Le CPO reprend la critique formulée par le rapport d'information précité 74 ( * ) de 2009 de notre collègue député Gilles Carrez, selon laquelle le CIR serait trop orienté vers les services. Toutefois, dès lors que les services représentent un tiers des dépenses de R&D, il n'est pas anormal qu'ils bénéficient d'un tiers du CIR. Il faut également prendre en compte le fait qu'une grande partie des services concernés correspond en réalité à des dépenses externalisées par l'industrie.

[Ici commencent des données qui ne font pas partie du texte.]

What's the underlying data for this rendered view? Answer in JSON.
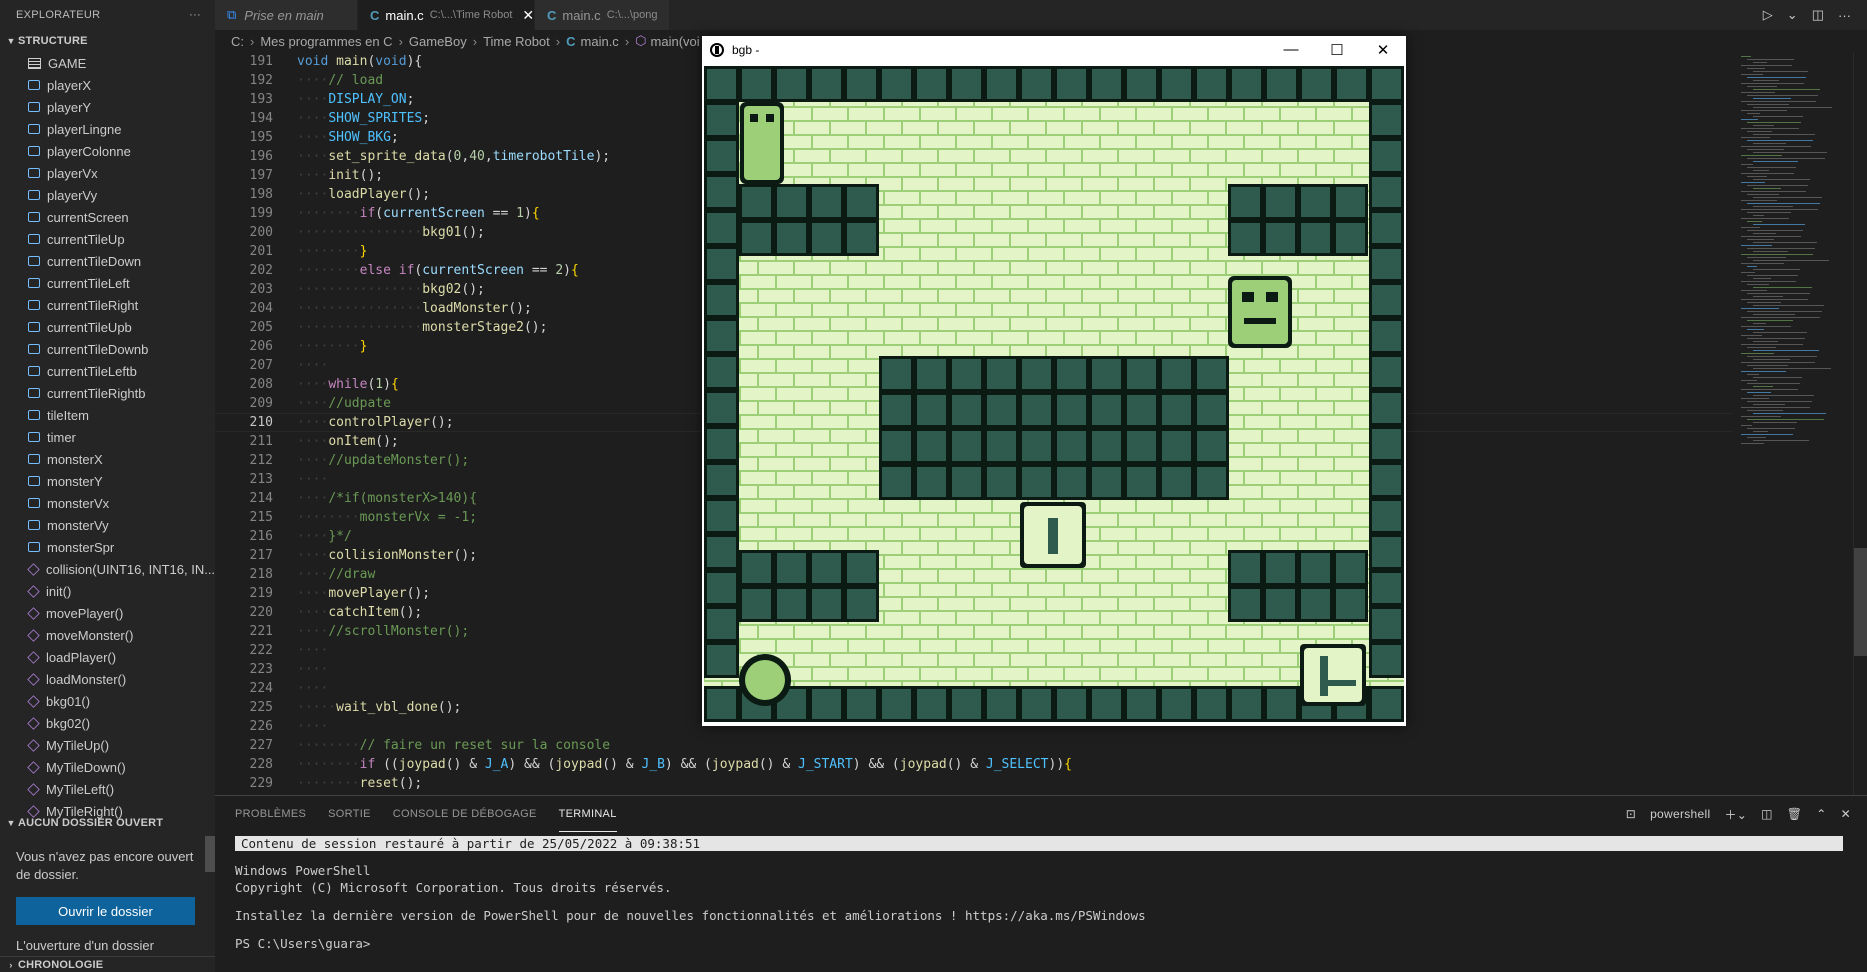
{
  "sidebar": {
    "title": "EXPLORATEUR",
    "more": "···",
    "outline_title": "STRUCTURE",
    "outline": [
      {
        "label": "GAME",
        "kind": "struct"
      },
      {
        "label": "playerX",
        "kind": "var"
      },
      {
        "label": "playerY",
        "kind": "var"
      },
      {
        "label": "playerLingne",
        "kind": "var"
      },
      {
        "label": "playerColonne",
        "kind": "var"
      },
      {
        "label": "playerVx",
        "kind": "var"
      },
      {
        "label": "playerVy",
        "kind": "var"
      },
      {
        "label": "currentScreen",
        "kind": "var"
      },
      {
        "label": "currentTileUp",
        "kind": "var"
      },
      {
        "label": "currentTileDown",
        "kind": "var"
      },
      {
        "label": "currentTileLeft",
        "kind": "var"
      },
      {
        "label": "currentTileRight",
        "kind": "var"
      },
      {
        "label": "currentTileUpb",
        "kind": "var"
      },
      {
        "label": "currentTileDownb",
        "kind": "var"
      },
      {
        "label": "currentTileLeftb",
        "kind": "var"
      },
      {
        "label": "currentTileRightb",
        "kind": "var"
      },
      {
        "label": "tileItem",
        "kind": "var"
      },
      {
        "label": "timer",
        "kind": "var"
      },
      {
        "label": "monsterX",
        "kind": "var"
      },
      {
        "label": "monsterY",
        "kind": "var"
      },
      {
        "label": "monsterVx",
        "kind": "var"
      },
      {
        "label": "monsterVy",
        "kind": "var"
      },
      {
        "label": "monsterSpr",
        "kind": "var"
      },
      {
        "label": "collision(UINT16, INT16, IN...",
        "kind": "fn"
      },
      {
        "label": "init()",
        "kind": "fn"
      },
      {
        "label": "movePlayer()",
        "kind": "fn"
      },
      {
        "label": "moveMonster()",
        "kind": "fn"
      },
      {
        "label": "loadPlayer()",
        "kind": "fn"
      },
      {
        "label": "loadMonster()",
        "kind": "fn"
      },
      {
        "label": "bkg01()",
        "kind": "fn"
      },
      {
        "label": "bkg02()",
        "kind": "fn"
      },
      {
        "label": "MyTileUp()",
        "kind": "fn"
      },
      {
        "label": "MyTileDown()",
        "kind": "fn"
      },
      {
        "label": "MyTileLeft()",
        "kind": "fn"
      },
      {
        "label": "MyTileRight()",
        "kind": "fn"
      }
    ],
    "no_folder_title": "AUCUN DOSSIER OUVERT",
    "no_folder_text": "Vous n'avez pas encore ouvert de dossier.",
    "open_folder_button": "Ouvrir le dossier",
    "open_folder_text2": "L'ouverture d'un dossier",
    "timeline_title": "CHRONOLOGIE"
  },
  "tabs": [
    {
      "label": "Prise en main",
      "path": "",
      "active": false,
      "italic": true
    },
    {
      "label": "main.c",
      "path": "C:\\...\\Time Robot",
      "active": true,
      "italic": false
    },
    {
      "label": "main.c",
      "path": "C:\\...\\pong",
      "active": false,
      "italic": false
    }
  ],
  "breadcrumb": [
    "C:",
    "Mes programmes en C",
    "GameBoy",
    "Time Robot",
    "main.c",
    "main(voi"
  ],
  "editor": {
    "current_line": 210,
    "lines": [
      {
        "n": 191,
        "t": [
          [
            "k",
            "void "
          ],
          [
            "f",
            "main"
          ],
          [
            "p",
            "("
          ],
          [
            "k",
            "void"
          ],
          [
            "p",
            "){"
          ]
        ]
      },
      {
        "n": 192,
        "t": [
          [
            "p",
            "····"
          ],
          [
            "c",
            "// load"
          ]
        ]
      },
      {
        "n": 193,
        "t": [
          [
            "p",
            "····"
          ],
          [
            "m",
            "DISPLAY_ON"
          ],
          [
            "p",
            ";"
          ]
        ]
      },
      {
        "n": 194,
        "t": [
          [
            "p",
            "····"
          ],
          [
            "m",
            "SHOW_SPRITES"
          ],
          [
            "p",
            ";"
          ]
        ]
      },
      {
        "n": 195,
        "t": [
          [
            "p",
            "····"
          ],
          [
            "m",
            "SHOW_BKG"
          ],
          [
            "p",
            ";"
          ]
        ]
      },
      {
        "n": 196,
        "t": [
          [
            "p",
            "····"
          ],
          [
            "f",
            "set_sprite_data"
          ],
          [
            "p",
            "("
          ],
          [
            "n",
            "0"
          ],
          [
            "p",
            ","
          ],
          [
            "n",
            "40"
          ],
          [
            "p",
            ","
          ],
          [
            "v",
            "timerobotTile"
          ],
          [
            "p",
            ");"
          ]
        ]
      },
      {
        "n": 197,
        "t": [
          [
            "p",
            "····"
          ],
          [
            "f",
            "init"
          ],
          [
            "p",
            "();"
          ]
        ]
      },
      {
        "n": 198,
        "t": [
          [
            "p",
            "····"
          ],
          [
            "f",
            "loadPlayer"
          ],
          [
            "p",
            "();"
          ]
        ]
      },
      {
        "n": 199,
        "t": [
          [
            "p",
            "········"
          ],
          [
            "pu",
            "if"
          ],
          [
            "p",
            "("
          ],
          [
            "v",
            "currentScreen"
          ],
          [
            "p",
            " == "
          ],
          [
            "n",
            "1"
          ],
          [
            "p",
            ")"
          ],
          [
            "y",
            "{"
          ]
        ]
      },
      {
        "n": 200,
        "t": [
          [
            "p",
            "················"
          ],
          [
            "f",
            "bkg01"
          ],
          [
            "p",
            "();"
          ]
        ]
      },
      {
        "n": 201,
        "t": [
          [
            "p",
            "········"
          ],
          [
            "y",
            "}"
          ]
        ]
      },
      {
        "n": 202,
        "t": [
          [
            "p",
            "········"
          ],
          [
            "pu",
            "else if"
          ],
          [
            "p",
            "("
          ],
          [
            "v",
            "currentScreen"
          ],
          [
            "p",
            " == "
          ],
          [
            "n",
            "2"
          ],
          [
            "p",
            ")"
          ],
          [
            "y",
            "{"
          ]
        ]
      },
      {
        "n": 203,
        "t": [
          [
            "p",
            "················"
          ],
          [
            "f",
            "bkg02"
          ],
          [
            "p",
            "();"
          ]
        ]
      },
      {
        "n": 204,
        "t": [
          [
            "p",
            "················"
          ],
          [
            "f",
            "loadMonster"
          ],
          [
            "p",
            "();"
          ]
        ]
      },
      {
        "n": 205,
        "t": [
          [
            "p",
            "················"
          ],
          [
            "f",
            "monsterStage2"
          ],
          [
            "p",
            "();"
          ]
        ]
      },
      {
        "n": 206,
        "t": [
          [
            "p",
            "········"
          ],
          [
            "y",
            "}"
          ]
        ]
      },
      {
        "n": 207,
        "t": [
          [
            "p",
            "····"
          ]
        ]
      },
      {
        "n": 208,
        "t": [
          [
            "p",
            "····"
          ],
          [
            "pu",
            "while"
          ],
          [
            "p",
            "("
          ],
          [
            "n",
            "1"
          ],
          [
            "p",
            ")"
          ],
          [
            "y",
            "{"
          ]
        ]
      },
      {
        "n": 209,
        "t": [
          [
            "p",
            "····"
          ],
          [
            "c",
            "//udpate"
          ]
        ]
      },
      {
        "n": 210,
        "t": [
          [
            "p",
            "····"
          ],
          [
            "f",
            "controlPlayer"
          ],
          [
            "p",
            "();"
          ]
        ]
      },
      {
        "n": 211,
        "t": [
          [
            "p",
            "····"
          ],
          [
            "f",
            "onItem"
          ],
          [
            "p",
            "();"
          ]
        ]
      },
      {
        "n": 212,
        "t": [
          [
            "p",
            "····"
          ],
          [
            "c",
            "//updateMonster();"
          ]
        ]
      },
      {
        "n": 213,
        "t": [
          [
            "p",
            "····"
          ]
        ]
      },
      {
        "n": 214,
        "t": [
          [
            "p",
            "····"
          ],
          [
            "c",
            "/*if(monsterX>140){"
          ]
        ]
      },
      {
        "n": 215,
        "t": [
          [
            "p",
            "········"
          ],
          [
            "c",
            "monsterVx = -1;"
          ]
        ]
      },
      {
        "n": 216,
        "t": [
          [
            "p",
            "····"
          ],
          [
            "c",
            "}*/"
          ]
        ]
      },
      {
        "n": 217,
        "t": [
          [
            "p",
            "····"
          ],
          [
            "f",
            "collisionMonster"
          ],
          [
            "p",
            "();"
          ]
        ]
      },
      {
        "n": 218,
        "t": [
          [
            "p",
            "····"
          ],
          [
            "c",
            "//draw"
          ]
        ]
      },
      {
        "n": 219,
        "t": [
          [
            "p",
            "····"
          ],
          [
            "f",
            "movePlayer"
          ],
          [
            "p",
            "();"
          ]
        ]
      },
      {
        "n": 220,
        "t": [
          [
            "p",
            "····"
          ],
          [
            "f",
            "catchItem"
          ],
          [
            "p",
            "();"
          ]
        ]
      },
      {
        "n": 221,
        "t": [
          [
            "p",
            "····"
          ],
          [
            "c",
            "//scrollMonster();"
          ]
        ]
      },
      {
        "n": 222,
        "t": [
          [
            "p",
            "····"
          ]
        ]
      },
      {
        "n": 223,
        "t": [
          [
            "p",
            "····"
          ]
        ]
      },
      {
        "n": 224,
        "t": [
          [
            "p",
            "····"
          ]
        ]
      },
      {
        "n": 225,
        "t": [
          [
            "p",
            "·····"
          ],
          [
            "f",
            "wait_vbl_done"
          ],
          [
            "p",
            "();"
          ]
        ]
      },
      {
        "n": 226,
        "t": [
          [
            "p",
            "····"
          ]
        ]
      },
      {
        "n": 227,
        "t": [
          [
            "p",
            "········"
          ],
          [
            "c",
            "// faire un reset sur la console"
          ]
        ]
      },
      {
        "n": 228,
        "t": [
          [
            "p",
            "········"
          ],
          [
            "pu",
            "if "
          ],
          [
            "p",
            "(("
          ],
          [
            "f",
            "joypad"
          ],
          [
            "p",
            "() & "
          ],
          [
            "m",
            "J_A"
          ],
          [
            "p",
            ") && ("
          ],
          [
            "f",
            "joypad"
          ],
          [
            "p",
            "() & "
          ],
          [
            "m",
            "J_B"
          ],
          [
            "p",
            ") && ("
          ],
          [
            "f",
            "joypad"
          ],
          [
            "p",
            "() & "
          ],
          [
            "m",
            "J_START"
          ],
          [
            "p",
            ") && ("
          ],
          [
            "f",
            "joypad"
          ],
          [
            "p",
            "() & "
          ],
          [
            "m",
            "J_SELECT"
          ],
          [
            "p",
            "))"
          ],
          [
            "y",
            "{"
          ]
        ]
      },
      {
        "n": 229,
        "t": [
          [
            "p",
            "········"
          ],
          [
            "f",
            "reset"
          ],
          [
            "p",
            "();"
          ]
        ]
      }
    ]
  },
  "emulator": {
    "title": "bgb -",
    "minimize": "—",
    "maximize": "☐",
    "close": "✕",
    "palette": {
      "light": "#e3f5c6",
      "mid": "#9ccf77",
      "dark": "#2e5b4d",
      "darkest": "#0b1a12"
    }
  },
  "panel": {
    "tabs": [
      "PROBLÈMES",
      "SORTIE",
      "CONSOLE DE DÉBOGAGE",
      "TERMINAL"
    ],
    "active_tab": "TERMINAL",
    "shell": "powershell",
    "terminal_lines": [
      "Contenu de session restauré à partir de 25/05/2022 à 09:38:51",
      "",
      "Windows PowerShell",
      "Copyright (C) Microsoft Corporation. Tous droits réservés.",
      "",
      "Installez la dernière version de PowerShell pour de nouvelles fonctionnalités et améliorations ! https://aka.ms/PSWindows",
      "",
      "PS C:\\Users\\guara>"
    ]
  }
}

De manière générale, le CPO tend à juger la réforme de 2008 en fonction d'objectifs qui n'étaient pas nécessairement les siens. En effet, les dispositifs fiscaux d'incitation à la R&D sont habituellement considérés comme des moyens d'augmenter le PIB structurel d'une économie. Tel est d'ailleurs l'angle sous lequel l'étude de 2009 du Trésor 75 ( * ) envisage la réforme de 2008. Or, le CPO juge le CIR en fonction d'autres critères :
- il lui reproche, au nom de la politique de compétitivité, de ne pas être concentrée sur l'industrie (argument qui, on l'a vu, doit être relativisé) ;
- il lui reproche d'avoir un effet incertain sur la localisation des centres de recherche des entreprises multinationales étrangères.
Enfin, la présentation des études macroéconomiques ne traduit pas la richesse des travaux disponibles.
* 70 Rapport d'information sur l'application des mesures fiscales contenues dans les lois de finances et la loi TEPA, Gilles Carrez, rapporteur général, juillet 2009.
* 71 Organisation de coopération et de développement économique, études économiques, France, 2009.
* 72 Les effets économiques de la réforme du CIR, Trésor-éco n°50, janvier 2009.
* 73 Selon le rapport de l'inspection générale des finances sur le CIR de septembre 2010, « entre 2007 et 2008 la part des PME indépendantes dans le total des créances du CIR est passée de 23,8 % à 20,3 %. Parallèlement, les 50 plus gros bénéficiaires du CIR voyaient leur part passer de 24 % à 31 % du total (soit une progression de 872 M€ des créances) ».
* 74 Rapport d'information n° 1794 (XIIIe législature), Assemblée nationale, 2 juillet 2009.
* 75 Paul Cahu, Lilas Demmou, Emmanuel Massé, « Les effets économiques de la réforme du crédit d'impôt recherche de 2008 », Trésor-éco n° 50, janvier 2009.